“The boundaries between life and death are at best shadowy and vague. Who shall say where one ends and where the other begins?”
–Edgar Allan Poe.
Whether we’re spiritual or not the idea of near-death experience shakes our reality. We’re awakened even for a moment to the very possibilities that are, for any human being, utterly intriguing—yet a place that scares the living daylights out of us. None of us sanely wants to die.
The “Lazarus Phenomenon” or syndrome, as it’s otherwise known, is an event where previous casualty resuscitation attempts fail yet the patient miraculously rises from death, well past when the resuscitators have given up. Medical scientific evidence is flimsy yet apparently there is Emergency Medical Journal evidence of it.[1]
The point at spirituality seems to be the shallow indifference between our ‘very solid’ perception of grasp on this reality we call “life” as compared with that of the experience of, and after, death—the “afterlife”. Edgar Allan Poe’s quote is stark for its shrill reminder of the very thin difference between life and death. Seconds and a breath, or an event like a tsunami, wash life away for the immediacy of death. It’s a very simple transaction. Even much simpler than we’d readily acknowledge.

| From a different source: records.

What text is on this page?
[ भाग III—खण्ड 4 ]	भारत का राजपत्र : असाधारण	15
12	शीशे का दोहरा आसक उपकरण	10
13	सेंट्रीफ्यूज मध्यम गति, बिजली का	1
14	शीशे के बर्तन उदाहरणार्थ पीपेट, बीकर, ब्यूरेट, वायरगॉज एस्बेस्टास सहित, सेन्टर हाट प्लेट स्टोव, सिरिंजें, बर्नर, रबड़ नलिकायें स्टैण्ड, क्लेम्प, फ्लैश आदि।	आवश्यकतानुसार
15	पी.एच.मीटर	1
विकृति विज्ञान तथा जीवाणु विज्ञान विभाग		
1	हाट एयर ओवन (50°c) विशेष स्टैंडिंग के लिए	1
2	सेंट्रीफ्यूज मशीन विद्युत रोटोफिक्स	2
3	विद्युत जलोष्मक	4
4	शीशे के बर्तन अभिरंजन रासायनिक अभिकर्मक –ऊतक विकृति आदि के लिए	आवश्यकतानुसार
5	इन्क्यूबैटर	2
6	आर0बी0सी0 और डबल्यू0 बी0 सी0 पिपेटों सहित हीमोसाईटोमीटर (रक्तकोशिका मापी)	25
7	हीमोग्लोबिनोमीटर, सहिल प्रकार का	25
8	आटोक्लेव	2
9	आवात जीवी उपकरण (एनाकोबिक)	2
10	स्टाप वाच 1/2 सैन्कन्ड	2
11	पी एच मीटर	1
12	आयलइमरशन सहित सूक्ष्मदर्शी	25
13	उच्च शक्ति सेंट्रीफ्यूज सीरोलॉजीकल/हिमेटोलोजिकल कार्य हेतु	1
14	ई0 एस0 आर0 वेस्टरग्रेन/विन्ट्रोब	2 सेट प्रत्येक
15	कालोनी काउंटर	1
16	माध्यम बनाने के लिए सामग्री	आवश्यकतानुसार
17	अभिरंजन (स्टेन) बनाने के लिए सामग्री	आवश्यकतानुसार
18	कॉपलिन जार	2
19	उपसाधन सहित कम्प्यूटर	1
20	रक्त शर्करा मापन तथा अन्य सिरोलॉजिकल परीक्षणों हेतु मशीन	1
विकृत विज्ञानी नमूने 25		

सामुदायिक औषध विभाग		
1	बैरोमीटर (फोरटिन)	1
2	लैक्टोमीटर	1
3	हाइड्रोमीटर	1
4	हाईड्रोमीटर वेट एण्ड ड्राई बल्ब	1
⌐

We live life in such narrow ways to inordinately ignore and despise death, though it’s a certain reality for each living soul. “Living” is a present-tense word. It can’t be used that effectively otherwise.
We don’t tend to look at life from the object or position of death, and much more’s the pity. From this aspect we can see life as a very precious commodity indeed. We take it less for granted.
But, the key point is this. While the heart beats and we breathe and move and see and know and feel, we have opportunities today—while we still live—to seize the day and bring forth healthy exploration and exploitation of this thing called “living”. And won’t that positively shade our relationships and our activities?
Appreciating life from the death perspective is a very healthy, and not altogether a morbid, activity.
© S. J. Wickham, 2009.
[1] Cited from Wikipedia, “Lazarus Syndrome,” Walker, A.; H. McClelland, J. Brenchley (2001). “The Lazarus phenomenon following recreational drug use”. Emerg Med J 18: 74–75. PMID 11310473. Retrieved 2008-10-29.